Monday 13 June 2016

"Being Mortal" by Atul Gawande: The End Matters








Dr. Atul Gawande is a surgeon, researcher and dilettante but also a writer as he describes himself in his twitter account. Dr. Gawande is also known in the field of clinical safety for his previous book "The Checklist Manifesto". The author of "Being Mortal" masterfully explains that life can also be valuable as we get older, frail and defenceless and that there comes a time when we can no longer fend for ourselves. The end matters, as sports enthusiasts know it so well, when pushing your luck at the last minute can lose the whole game strategy.

In his book, Dr. Gawande reflects on the end of life stage of many people from his experience as a doctor, to the extent that one of the best documented cases is that of his own father. In the video that I have chosen for you, you will see how he and his mother talk about it.

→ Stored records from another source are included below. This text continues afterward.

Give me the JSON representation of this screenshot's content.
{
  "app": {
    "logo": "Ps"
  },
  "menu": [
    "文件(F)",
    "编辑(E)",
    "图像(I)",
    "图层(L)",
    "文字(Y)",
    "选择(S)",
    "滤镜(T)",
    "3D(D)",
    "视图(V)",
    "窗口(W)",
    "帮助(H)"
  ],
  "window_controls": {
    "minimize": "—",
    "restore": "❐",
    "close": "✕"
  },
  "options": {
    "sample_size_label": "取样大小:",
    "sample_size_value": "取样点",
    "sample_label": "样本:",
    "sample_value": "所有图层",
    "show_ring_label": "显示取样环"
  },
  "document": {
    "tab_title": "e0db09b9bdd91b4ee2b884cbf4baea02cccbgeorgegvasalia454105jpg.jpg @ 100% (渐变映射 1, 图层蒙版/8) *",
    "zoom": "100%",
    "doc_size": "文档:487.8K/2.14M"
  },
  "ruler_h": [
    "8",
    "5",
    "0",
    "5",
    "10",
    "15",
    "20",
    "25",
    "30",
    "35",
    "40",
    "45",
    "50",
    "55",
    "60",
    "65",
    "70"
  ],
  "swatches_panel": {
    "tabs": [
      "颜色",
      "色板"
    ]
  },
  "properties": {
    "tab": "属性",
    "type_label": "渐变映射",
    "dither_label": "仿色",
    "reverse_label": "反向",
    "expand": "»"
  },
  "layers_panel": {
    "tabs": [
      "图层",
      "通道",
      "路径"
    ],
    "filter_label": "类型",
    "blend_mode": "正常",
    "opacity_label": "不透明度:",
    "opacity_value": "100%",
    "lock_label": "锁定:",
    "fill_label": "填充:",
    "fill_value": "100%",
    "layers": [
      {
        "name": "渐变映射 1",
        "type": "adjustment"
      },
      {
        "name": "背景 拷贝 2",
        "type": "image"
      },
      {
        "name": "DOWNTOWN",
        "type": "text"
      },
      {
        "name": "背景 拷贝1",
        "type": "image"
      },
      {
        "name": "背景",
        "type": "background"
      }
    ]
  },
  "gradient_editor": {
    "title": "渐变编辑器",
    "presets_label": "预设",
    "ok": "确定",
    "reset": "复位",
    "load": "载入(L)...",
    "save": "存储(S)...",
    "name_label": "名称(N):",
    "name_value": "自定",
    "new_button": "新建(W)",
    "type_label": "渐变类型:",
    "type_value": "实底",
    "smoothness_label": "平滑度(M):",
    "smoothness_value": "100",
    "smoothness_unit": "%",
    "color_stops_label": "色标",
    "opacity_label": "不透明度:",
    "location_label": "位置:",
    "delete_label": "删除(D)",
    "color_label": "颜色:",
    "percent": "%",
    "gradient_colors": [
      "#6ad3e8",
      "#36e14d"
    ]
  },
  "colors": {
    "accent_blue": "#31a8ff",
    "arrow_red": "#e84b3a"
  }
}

Lengthening life as the only objective

The medicine practiced in modern hospitals aims to achieve new levels of survival. In conversations with patients, doctors always find a place for another round of chemotherapy or another surgery venture. Instead, people in the final stage of life when they manage to regain their personal vision after so much medical enlightening, surveys found that patients are not opposed to living longer but they would also like to explain to the doctors, if that would be possible, that they would like to avoid suffering unnecessarily, they would like to have time to close ongoing issues with loved ones so they’d prefer to keep their mind awake as long as possible, they are concerned about being a burden to their family, etc. But rarely do these life issues fit in with the overloaded schedule of consultations and therapeutic alternatives. "Many patients are letting themselves be led by the fighter’s dynamic, says the author, and end up believing that they have to try everything until the doctor tells them that there is nothing more to do. But this latter revelation rarely occurs, because many doctors delight in having a “saviour” up their sleeve at all times.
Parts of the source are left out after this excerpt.